= Roberto Castillo Udiarte =

Roberto Castillo Udiarte (1951) is a Mexican poet, fiction writer and translator, most notably of Charles Bukowski.

Born in Tecate in 1951, he has spent the last 25 years in Tijuana. His books of poetry include Blues cola de lagarto (1985), Cartografía del alma (1987), Nuestras vidas son otras (1994), La pasión de Angélica según el Johnny Tecate (1996) and Elamoroso Guaguagá (2002). His books of fiction include Pequeño bestiario y otras miniaturas (1982) and Arrimitos o los pequeños mundos en tu piel (1992).
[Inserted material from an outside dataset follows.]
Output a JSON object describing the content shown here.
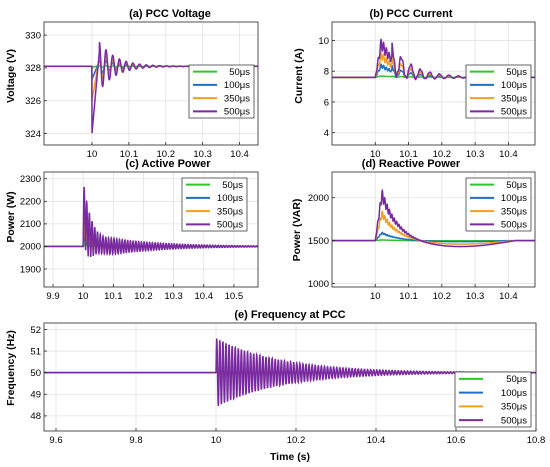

Udiarte has also published a fictionalized biography of the boxer, Jorge Maromero Paez, Gancho al Corazon: La saga del Maromero Paez (1997). "My writing is a response to what's happening in Tijuana," he declared. "Sometimes it can be Tijuanarchy." La Prensa San Diego has anointed Udiarte “the Godfather of Tijuana’s counterculture,” not a small claim in a city with such a vibrant and funky subculture. He has appeared in English in Stories from Where We Live—The California Coast (Milkweed Editions 2001), Across the Line/Al Otro Lado: the Poetry of Baja California (Junction Press 2002), Puro Border (Cinco Puntos Press 2003), Jacket 21 and Fascicle 3.